Higher minimum wage seems like a good thing, right? It’s supposed to provide low-income workers with larger paychecks. But in reality, the hike in minimum wage rates may have unintentionally slowed employment and sent more workers looking elsewhere for jobs.
According to Investor’s Business Daily, when Washington D.C., Oakland, Los Angeles, San Francisco, Seattle, and Chicago started paying low-skilled workers more, job creation dropped to its slowest in the last five years in the leisure and hospitality sector. Many minimum wage jobs fall within this field, which includes restaurants and hotels.
In Washington D.C., minimum wage increased from $8.25 to $9.50 and then $10.50. Data shows that whereas 2,000 jobs were added in the fourth quarter of 2014, during that same time period in 2015, zero jobs were added.
When San Francisco and Oakland bumped their minimum wages to $12.25, the highest in the country, employment rates for the fourth quarter dropped from 4.7 percent to 2.5 percent. And yet in the rest of California where minimum wage was around $3.25 less, employment grew by 4.8 percent last year. The results were similar for other cities where minimum wage increased.
Economist Joan Monras from the Paris Institute of Political Studies set out to explore the impact of higher minimum wage on employment. He examined whether raises in minimum wage rate led low-skilled workers to head toward better paying cities to find jobs or away from them. The results are somewhat surprising. According to Monras:
A 1 percent reduction in the share of employed low-skilled workers [following a minimum wage increase] reduces the share of low-skilled population by between .5 and .8 percent. It is worth emphasizing that this is a surprising and remarkable result: workers for whom the [minimum wage] policy was designed leave the states where the policy is implemented.

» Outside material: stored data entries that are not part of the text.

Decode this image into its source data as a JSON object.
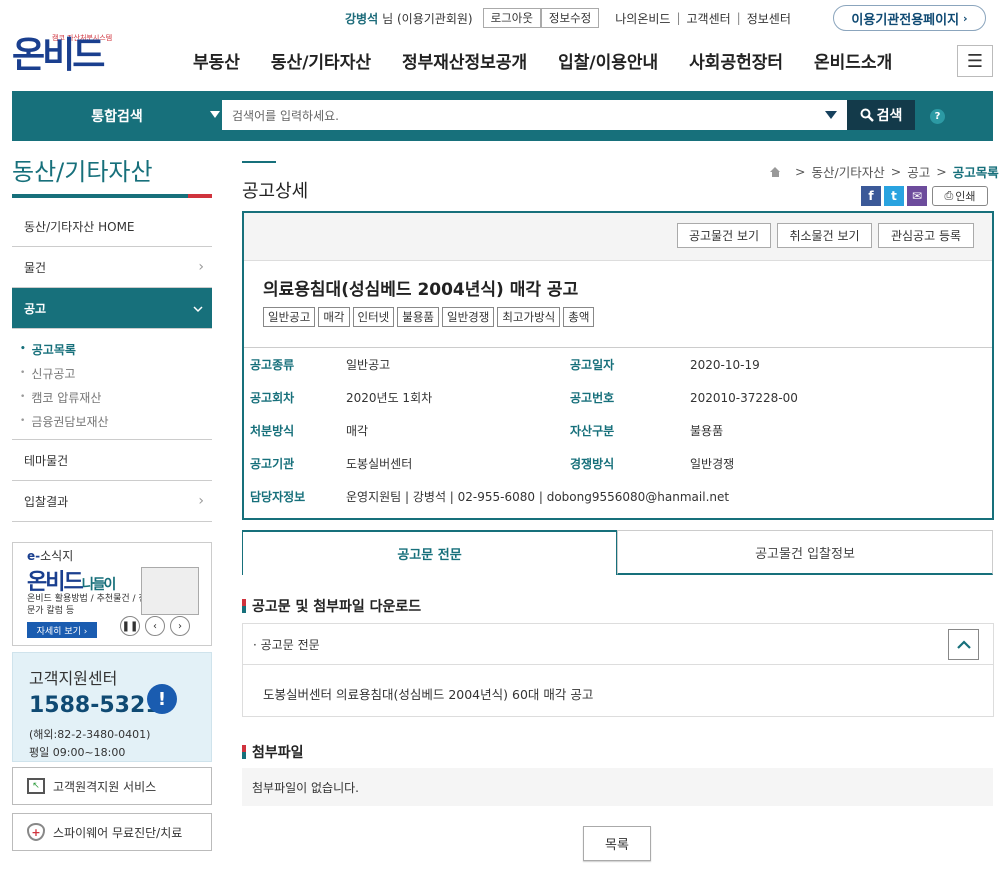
{
  "util": {
    "user_name": "강병석",
    "user_suffix": "님 (이용기관회원)",
    "logout_label": "로그아웃",
    "profile_label": "정보수정",
    "links": [
      "나의온비드",
      "고객센터",
      "정보센터"
    ],
    "inst_page_label": "이용기관전용페이지"
  },
  "logo": {
    "tagline": "캠코 자산처분시스템",
    "name": "온비드"
  },
  "gnb": [
    "부동산",
    "동산/기타자산",
    "정부재산정보공개",
    "입찰/이용안내",
    "사회공헌장터",
    "온비드소개"
  ],
  "search": {
    "category": "통합검색",
    "placeholder": "검색어를 입력하세요.",
    "button": "검색",
    "help": "?"
  },
  "sidebar": {
    "title": "동산/기타자산",
    "items": [
      {
        "label": "동산/기타자산 HOME"
      },
      {
        "label": "물건"
      },
      {
        "label": "공고"
      },
      {
        "label": "테마물건"
      },
      {
        "label": "입찰결과"
      }
    ],
    "subitems": [
      "공고목록",
      "신규공고",
      "캠코 압류재산",
      "금융권담보재산"
    ]
  },
  "banner_ebook": {
    "prefix": "e-",
    "title_small": "소식지",
    "title_big": "온비드",
    "title_suffix": "나들이",
    "desc": "온비드 활용방법 / 추천물건 / 전문가 칼럼 등",
    "more": "자세히 보기 ›"
  },
  "banner_support": {
    "title": "고객지원센터",
    "phone": "1588-5321",
    "overseas": "(해외:82-2-3480-0401)",
    "hours": "평일 09:00~18:00"
  },
  "side_buttons": {
    "remote": "고객원격지원 서비스",
    "spyware": "스파이웨어 무료진단/치료"
  },
  "page": {
    "title": "공고상세",
    "breadcrumb": [
      "동산/기타자산",
      "공고",
      "공고목록"
    ],
    "print": "인쇄"
  },
  "notice": {
    "buttons": [
      "공고물건 보기",
      "취소물건 보기",
      "관심공고 등록"
    ],
    "title": "의료용침대(성심베드 2004년식) 매각 공고",
    "tags": [
      "일반공고",
      "매각",
      "인터넷",
      "불용품",
      "일반경쟁",
      "최고가방식",
      "총액"
    ],
    "info": {
      "type_label": "공고종류",
      "type": "일반공고",
      "date_label": "공고일자",
      "date": "2020-10-19",
      "round_label": "공고회차",
      "round": "2020년도 1회차",
      "no_label": "공고번호",
      "no": "202010-37228-00",
      "method_label": "처분방식",
      "method": "매각",
      "asset_label": "자산구분",
      "asset": "불용품",
      "org_label": "공고기관",
      "org": "도봉실버센터",
      "compete_label": "경쟁방식",
      "compete": "일반경쟁",
      "contact_label": "담당자정보",
      "contact": "운영지원팀 | 강병석 | 02-955-6080 | dobong9556080@hanmail.net"
    }
  },
  "tabs": [
    "공고문 전문",
    "공고물건 입찰정보"
  ],
  "download": {
    "heading": "공고문 및 첨부파일 다운로드",
    "accordion_title": "· 공고문 전문",
    "accordion_body": "도봉실버센터 의료용침대(성심베드 2004년식) 60대 매각 공고"
  },
  "attachments": {
    "heading": "첨부파일",
    "empty": "첨부파일이 없습니다."
  },
  "list_button": "목록"
}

Fewer jobs are being created and there is still high demand for them by job seekers. When low-skilled workers move to areas where salary is not as high, they may have more opportunity.
While raising minimum wage may help those who are already employed in these positions to earn more (as long as their jobs are not cut), it may be making it more difficult for those looking for jobs to find them.

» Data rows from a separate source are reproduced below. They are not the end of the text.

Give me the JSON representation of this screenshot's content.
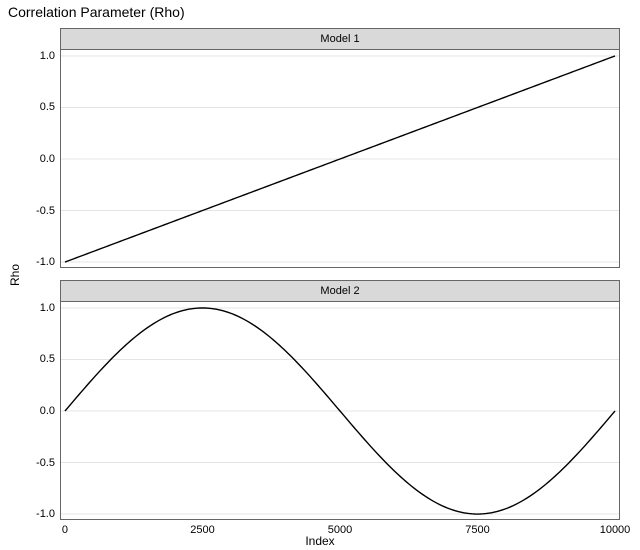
{
  "title": "Correlation Parameter (Rho)",
  "ylabel": "Rho",
  "xlabel": "Index",
  "panels": [
    {
      "strip": "Model 1"
    },
    {
      "strip": "Model 2"
    }
  ],
  "xticks": [
    "0",
    "2500",
    "5000",
    "7500",
    "10000"
  ],
  "yticks": [
    "-1.0",
    "-0.5",
    "0.0",
    "0.5",
    "1.0"
  ],
  "chart_data": {
    "type": "line",
    "title": "Correlation Parameter (Rho)",
    "xlabel": "Index",
    "ylabel": "Rho",
    "xlim": [
      0,
      10000
    ],
    "ylim": [
      -1.0,
      1.0
    ],
    "facets": [
      "Model 1",
      "Model 2"
    ],
    "series": [
      {
        "name": "Model 1",
        "facet": "Model 1",
        "formula": "rho = -1 + 2 * (index / 10000)",
        "x": [
          0,
          2500,
          5000,
          7500,
          10000
        ],
        "y": [
          -1.0,
          -0.5,
          0.0,
          0.5,
          1.0
        ]
      },
      {
        "name": "Model 2",
        "facet": "Model 2",
        "formula": "rho = sin(2 * pi * index / 10000)",
        "x": [
          0,
          1250,
          2500,
          3750,
          5000,
          6250,
          7500,
          8750,
          10000
        ],
        "y": [
          0.0,
          0.707,
          1.0,
          0.707,
          0.0,
          -0.707,
          -1.0,
          -0.707,
          0.0
        ]
      }
    ]
  }
}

This is not exactly good news for younger generations seeking to gain work experience before pursuing higher education, or for those who do not have training beyond high school. The same policies that should be helping them to save money for the future or live above the poverty rate are actually having an adverse effect. This could make it more difficult for young adults to get ahead and attempt to keep their debt lower.